Abstract
Stadyumlar, kütüphaneler, kiliseler, okullar, pazarlar gibi geniş kolektif mekanların tasarımıyla tanınan bir mimar olan Cesare Ligini'de ilk anım, kışkırtıcı derecede sessiz ve ironik bir şekilde kendine odaklanmış bir figürle tanıştığımdır.Belki balık tutuyordu, belki de belli bir balıkçı evinin güvertesinde, yüzü denize dönük oturuyordu.
Modaya uygun kültürel üstyapıların gerçekten yaratıcı erkeklere her zaman dayatmak istediği koşullanmayı polemik zekasıyla önleyebildiğini zaten biliyordum ve o zamanlar genç olduğum için, anladığım bu sessizlikten rahatsız olmaktan ziyade memnun olduğumu hissettim. her türlü gereksiz Çık Bilim konuşmasının ötesinde sessiz bir anlayışın işareti olarak belli basamaklarda arkasında oturması. O zaman okumak benim için anıların derinliğini doğru bir şekilde hayal etmenin aşınma ve yıpranmasından daha zordu.
Sizinle Paylaşılanlar aşmaz görevselci anlayışıyla mimar Cesare Ligini halka açık büyük yapı tasarımlarının-stadyumlar, kütüphaneler, kiliseler, pazarlar-adamıdır. Bende bıraktığı ilk izlenim kışkırtıcı suskunluğu, alaycı içe dönüklüğüyle belirlenen kişiliğidir.

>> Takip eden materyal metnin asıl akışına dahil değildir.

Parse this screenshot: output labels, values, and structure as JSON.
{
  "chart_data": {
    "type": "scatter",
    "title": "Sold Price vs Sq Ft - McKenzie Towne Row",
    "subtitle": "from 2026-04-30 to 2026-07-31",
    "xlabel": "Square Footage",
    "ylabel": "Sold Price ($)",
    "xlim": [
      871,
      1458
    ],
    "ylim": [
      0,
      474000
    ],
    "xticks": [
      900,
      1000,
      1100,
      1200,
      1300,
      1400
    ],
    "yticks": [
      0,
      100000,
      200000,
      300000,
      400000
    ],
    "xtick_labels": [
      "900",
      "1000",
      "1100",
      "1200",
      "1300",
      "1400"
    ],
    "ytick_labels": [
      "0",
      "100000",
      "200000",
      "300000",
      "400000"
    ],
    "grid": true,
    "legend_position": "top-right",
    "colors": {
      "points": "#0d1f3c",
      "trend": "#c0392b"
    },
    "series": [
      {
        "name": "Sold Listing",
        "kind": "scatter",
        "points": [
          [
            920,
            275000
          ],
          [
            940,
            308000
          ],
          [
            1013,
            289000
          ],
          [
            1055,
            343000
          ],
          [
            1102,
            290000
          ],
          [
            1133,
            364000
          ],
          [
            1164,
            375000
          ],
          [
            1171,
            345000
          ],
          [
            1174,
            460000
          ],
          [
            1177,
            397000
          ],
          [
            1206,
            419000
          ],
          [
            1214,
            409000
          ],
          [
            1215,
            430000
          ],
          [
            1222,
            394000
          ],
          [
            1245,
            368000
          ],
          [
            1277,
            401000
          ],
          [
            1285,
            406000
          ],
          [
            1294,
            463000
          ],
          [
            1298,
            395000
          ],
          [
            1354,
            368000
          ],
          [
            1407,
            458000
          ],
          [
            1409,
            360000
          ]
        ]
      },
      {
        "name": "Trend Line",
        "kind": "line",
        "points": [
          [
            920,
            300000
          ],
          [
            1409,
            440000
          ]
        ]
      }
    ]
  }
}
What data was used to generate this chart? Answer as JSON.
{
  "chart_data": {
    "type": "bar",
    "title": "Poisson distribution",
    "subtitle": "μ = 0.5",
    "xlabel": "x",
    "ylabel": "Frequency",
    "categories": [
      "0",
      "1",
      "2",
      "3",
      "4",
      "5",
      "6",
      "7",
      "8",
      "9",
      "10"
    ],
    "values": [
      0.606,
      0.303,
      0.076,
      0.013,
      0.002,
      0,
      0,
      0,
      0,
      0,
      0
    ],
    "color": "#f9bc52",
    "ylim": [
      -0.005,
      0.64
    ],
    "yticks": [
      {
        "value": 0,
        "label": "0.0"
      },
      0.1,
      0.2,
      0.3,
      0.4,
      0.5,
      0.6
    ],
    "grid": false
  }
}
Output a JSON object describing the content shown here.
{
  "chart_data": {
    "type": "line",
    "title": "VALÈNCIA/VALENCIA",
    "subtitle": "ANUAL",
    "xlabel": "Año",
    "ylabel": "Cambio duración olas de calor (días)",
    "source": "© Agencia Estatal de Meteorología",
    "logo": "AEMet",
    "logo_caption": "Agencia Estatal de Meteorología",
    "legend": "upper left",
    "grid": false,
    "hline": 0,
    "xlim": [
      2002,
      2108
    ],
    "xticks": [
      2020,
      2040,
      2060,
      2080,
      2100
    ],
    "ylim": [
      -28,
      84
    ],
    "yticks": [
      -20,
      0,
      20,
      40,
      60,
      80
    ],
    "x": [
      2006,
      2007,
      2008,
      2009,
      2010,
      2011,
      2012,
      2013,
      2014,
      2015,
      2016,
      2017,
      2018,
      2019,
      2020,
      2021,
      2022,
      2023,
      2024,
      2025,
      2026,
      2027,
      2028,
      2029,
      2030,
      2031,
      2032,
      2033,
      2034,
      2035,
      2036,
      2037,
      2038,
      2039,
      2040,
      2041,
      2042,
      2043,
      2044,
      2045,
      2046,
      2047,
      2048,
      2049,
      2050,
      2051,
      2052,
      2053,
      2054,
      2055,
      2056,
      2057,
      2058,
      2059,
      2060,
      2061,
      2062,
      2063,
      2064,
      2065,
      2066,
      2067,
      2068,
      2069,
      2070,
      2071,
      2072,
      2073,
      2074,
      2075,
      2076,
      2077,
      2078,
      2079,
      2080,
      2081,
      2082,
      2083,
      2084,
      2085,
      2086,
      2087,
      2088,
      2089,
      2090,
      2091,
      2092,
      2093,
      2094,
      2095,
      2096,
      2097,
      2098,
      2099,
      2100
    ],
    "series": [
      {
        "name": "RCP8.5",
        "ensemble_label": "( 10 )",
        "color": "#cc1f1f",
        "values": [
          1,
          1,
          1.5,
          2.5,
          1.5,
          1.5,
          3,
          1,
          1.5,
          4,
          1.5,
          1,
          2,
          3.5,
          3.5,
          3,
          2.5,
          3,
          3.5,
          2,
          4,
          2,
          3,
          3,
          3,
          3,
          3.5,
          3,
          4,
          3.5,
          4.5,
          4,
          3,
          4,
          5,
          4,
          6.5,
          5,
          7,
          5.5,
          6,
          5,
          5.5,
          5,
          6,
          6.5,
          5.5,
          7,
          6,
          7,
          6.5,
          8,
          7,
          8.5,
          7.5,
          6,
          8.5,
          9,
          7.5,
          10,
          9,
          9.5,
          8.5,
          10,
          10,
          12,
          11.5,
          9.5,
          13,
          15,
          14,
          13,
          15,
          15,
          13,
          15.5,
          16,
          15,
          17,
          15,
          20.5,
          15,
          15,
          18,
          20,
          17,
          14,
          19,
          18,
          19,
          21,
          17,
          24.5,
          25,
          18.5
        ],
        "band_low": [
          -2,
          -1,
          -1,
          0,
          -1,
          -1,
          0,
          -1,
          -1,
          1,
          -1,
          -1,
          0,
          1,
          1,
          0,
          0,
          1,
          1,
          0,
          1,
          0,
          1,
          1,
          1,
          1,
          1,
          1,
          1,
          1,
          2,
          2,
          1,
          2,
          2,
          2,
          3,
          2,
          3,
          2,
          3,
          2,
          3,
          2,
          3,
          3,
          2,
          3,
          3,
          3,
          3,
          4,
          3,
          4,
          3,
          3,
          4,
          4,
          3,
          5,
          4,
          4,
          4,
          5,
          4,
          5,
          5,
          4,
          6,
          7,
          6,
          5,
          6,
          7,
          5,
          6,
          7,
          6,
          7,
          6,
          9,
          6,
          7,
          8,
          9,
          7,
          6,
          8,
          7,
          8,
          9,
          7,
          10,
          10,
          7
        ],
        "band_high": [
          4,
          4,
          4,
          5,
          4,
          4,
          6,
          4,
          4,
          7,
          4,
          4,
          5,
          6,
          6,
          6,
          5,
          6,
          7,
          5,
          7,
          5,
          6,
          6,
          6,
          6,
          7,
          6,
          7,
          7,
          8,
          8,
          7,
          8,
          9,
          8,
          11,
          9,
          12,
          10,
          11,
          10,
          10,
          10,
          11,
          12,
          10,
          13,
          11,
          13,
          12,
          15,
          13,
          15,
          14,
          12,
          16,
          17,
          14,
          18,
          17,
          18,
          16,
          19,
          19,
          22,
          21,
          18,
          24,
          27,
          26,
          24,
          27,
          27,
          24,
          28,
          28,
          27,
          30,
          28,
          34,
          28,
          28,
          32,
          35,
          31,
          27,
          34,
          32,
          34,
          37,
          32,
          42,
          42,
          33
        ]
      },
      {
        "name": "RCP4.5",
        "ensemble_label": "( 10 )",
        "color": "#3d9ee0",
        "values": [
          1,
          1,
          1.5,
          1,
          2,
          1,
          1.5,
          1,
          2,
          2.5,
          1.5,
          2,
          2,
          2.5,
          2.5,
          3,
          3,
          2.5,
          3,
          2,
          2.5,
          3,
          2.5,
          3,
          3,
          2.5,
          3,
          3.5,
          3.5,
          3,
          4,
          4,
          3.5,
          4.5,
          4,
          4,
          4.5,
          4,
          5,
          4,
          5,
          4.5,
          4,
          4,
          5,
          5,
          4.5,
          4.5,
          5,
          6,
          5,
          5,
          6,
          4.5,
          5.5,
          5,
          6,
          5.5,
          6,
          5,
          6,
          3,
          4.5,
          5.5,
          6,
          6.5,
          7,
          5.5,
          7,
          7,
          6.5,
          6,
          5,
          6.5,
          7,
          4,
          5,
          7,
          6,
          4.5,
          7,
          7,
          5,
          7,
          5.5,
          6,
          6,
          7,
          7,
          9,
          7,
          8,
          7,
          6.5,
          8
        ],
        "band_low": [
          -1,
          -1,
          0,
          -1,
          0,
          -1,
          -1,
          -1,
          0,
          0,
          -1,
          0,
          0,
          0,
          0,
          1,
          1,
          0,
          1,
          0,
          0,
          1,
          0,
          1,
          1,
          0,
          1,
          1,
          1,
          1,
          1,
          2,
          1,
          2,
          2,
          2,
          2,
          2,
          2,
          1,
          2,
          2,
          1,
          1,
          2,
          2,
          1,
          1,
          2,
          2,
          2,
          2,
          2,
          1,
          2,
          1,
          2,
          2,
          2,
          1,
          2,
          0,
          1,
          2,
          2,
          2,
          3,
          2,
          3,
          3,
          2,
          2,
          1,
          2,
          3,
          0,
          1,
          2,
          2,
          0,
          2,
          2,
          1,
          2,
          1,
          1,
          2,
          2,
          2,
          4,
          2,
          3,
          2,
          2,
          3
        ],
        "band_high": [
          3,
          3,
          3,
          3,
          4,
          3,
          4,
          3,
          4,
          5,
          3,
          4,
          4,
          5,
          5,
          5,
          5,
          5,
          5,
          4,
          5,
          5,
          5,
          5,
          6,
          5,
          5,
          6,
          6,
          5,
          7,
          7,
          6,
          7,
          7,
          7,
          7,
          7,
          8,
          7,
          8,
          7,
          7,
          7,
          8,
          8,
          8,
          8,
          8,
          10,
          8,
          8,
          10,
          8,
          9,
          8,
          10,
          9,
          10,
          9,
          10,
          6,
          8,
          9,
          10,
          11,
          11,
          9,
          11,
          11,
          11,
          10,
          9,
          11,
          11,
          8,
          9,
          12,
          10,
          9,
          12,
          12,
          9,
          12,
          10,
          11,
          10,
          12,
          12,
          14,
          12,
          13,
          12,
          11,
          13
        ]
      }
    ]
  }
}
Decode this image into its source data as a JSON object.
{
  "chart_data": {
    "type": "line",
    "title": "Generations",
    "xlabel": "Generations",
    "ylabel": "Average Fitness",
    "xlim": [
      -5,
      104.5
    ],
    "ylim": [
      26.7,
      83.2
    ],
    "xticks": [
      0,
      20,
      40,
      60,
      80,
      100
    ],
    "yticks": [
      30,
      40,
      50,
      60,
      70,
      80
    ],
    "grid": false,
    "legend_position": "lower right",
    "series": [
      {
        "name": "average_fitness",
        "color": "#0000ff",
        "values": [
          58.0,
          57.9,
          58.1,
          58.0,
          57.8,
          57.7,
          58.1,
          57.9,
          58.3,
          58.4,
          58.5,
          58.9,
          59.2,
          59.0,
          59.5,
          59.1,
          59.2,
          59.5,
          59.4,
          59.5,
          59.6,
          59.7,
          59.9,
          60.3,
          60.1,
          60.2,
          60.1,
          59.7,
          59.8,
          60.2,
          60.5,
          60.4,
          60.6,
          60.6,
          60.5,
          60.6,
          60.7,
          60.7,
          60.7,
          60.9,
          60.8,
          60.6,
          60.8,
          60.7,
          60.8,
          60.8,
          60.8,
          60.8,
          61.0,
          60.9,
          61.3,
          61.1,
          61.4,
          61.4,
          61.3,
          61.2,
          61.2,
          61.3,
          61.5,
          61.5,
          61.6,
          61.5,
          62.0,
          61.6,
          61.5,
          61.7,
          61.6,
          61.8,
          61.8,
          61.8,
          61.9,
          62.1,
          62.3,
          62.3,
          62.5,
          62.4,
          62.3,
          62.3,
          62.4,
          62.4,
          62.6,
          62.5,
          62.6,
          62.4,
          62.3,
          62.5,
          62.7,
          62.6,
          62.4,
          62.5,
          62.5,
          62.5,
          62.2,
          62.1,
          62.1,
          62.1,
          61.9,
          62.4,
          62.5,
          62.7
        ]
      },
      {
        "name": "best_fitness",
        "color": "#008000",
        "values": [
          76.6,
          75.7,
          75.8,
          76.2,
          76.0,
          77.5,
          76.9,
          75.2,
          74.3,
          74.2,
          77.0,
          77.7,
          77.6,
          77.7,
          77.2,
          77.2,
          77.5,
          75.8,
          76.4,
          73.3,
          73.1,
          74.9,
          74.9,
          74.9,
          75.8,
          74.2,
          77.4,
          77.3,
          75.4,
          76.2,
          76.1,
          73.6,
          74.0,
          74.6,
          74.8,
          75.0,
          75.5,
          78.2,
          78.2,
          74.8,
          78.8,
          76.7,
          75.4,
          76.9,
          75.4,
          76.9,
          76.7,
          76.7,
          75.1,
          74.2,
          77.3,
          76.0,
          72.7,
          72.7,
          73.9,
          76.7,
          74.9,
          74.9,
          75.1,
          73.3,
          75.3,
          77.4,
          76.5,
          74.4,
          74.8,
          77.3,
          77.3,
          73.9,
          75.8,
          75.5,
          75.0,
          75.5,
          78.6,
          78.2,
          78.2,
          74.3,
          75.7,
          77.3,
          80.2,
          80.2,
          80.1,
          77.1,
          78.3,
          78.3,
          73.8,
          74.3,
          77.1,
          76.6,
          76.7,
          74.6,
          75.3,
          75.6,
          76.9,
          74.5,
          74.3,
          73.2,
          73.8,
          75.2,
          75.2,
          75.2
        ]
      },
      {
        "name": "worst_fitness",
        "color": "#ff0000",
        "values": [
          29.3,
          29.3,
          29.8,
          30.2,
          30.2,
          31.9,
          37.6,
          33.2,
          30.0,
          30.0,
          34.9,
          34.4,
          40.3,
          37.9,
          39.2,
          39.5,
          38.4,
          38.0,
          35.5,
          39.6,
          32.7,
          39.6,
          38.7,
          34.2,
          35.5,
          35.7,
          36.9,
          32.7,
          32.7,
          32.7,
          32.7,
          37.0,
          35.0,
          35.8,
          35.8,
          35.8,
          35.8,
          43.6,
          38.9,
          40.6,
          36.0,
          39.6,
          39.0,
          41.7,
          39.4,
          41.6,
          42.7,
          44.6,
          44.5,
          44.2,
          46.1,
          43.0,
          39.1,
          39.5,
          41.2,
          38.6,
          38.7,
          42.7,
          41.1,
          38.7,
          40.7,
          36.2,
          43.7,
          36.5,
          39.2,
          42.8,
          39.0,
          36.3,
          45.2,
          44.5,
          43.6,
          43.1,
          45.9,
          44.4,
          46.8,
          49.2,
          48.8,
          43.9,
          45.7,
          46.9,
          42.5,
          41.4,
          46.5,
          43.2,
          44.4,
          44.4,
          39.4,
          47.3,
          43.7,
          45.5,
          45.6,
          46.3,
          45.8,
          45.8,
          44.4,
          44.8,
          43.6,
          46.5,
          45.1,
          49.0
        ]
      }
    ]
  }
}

Balık avlıyordu belki, belki de bir balıkçı kulübesinin önünde duran şezlonga kaykılmış denizi izliyordu. Gerçek yaratıcı kişileri koşullandırmak isteyen günceldeki ekinsel üstyapı oluşumlarının etkisinden sahip olduğu hırçın zekâsıyla kaçınmakta becerili olduğunu biliyordum. Olgunlaşmamış yaşımla, arkasındaki merdiven basamaklarında otururken algıladığım o suskunluk bana ters gelmedi, dahası hoşuma gitti. Gereksiz söyleşilerin ötesinde sözcüklere dayanmayan bir anlaşmanın göstergesi gibiydi.
Anlatım bulmaya dönük gizli,çaresiz, Sayoğun gerilim içinde onu önceleri engelleyen anıların boğuculuğu, her duygusal devinimini mantıklaştırmak tutkusunu ve sağlıklı imge yaratmak kaygısının yol açtığı yaratıcılığı anlamak o zamanlar benim için daha güçtü.Bu anlatım beklenmedik anda resimsel imgeler aracılığıyla da gerçekleşebilir.Değişken bulanıklıklar, belli belirsiz boyurlar kesin çizgilerle belirlenmiş imgelerle de etkin bir biçimde ortaya çıkabilirler.İmgeler zamanın bitim noktasına bu son simgesel perdeyi germiş olmakla sağlamış oldukları başarı duygusunu paylaşırlar.
İstanbul İtalyan Kültür Merkezi ve Mimar Sinan Üniversitesi Resim ve Heykel Müzesi işbirliğiyle gerçekleştirilmiştir.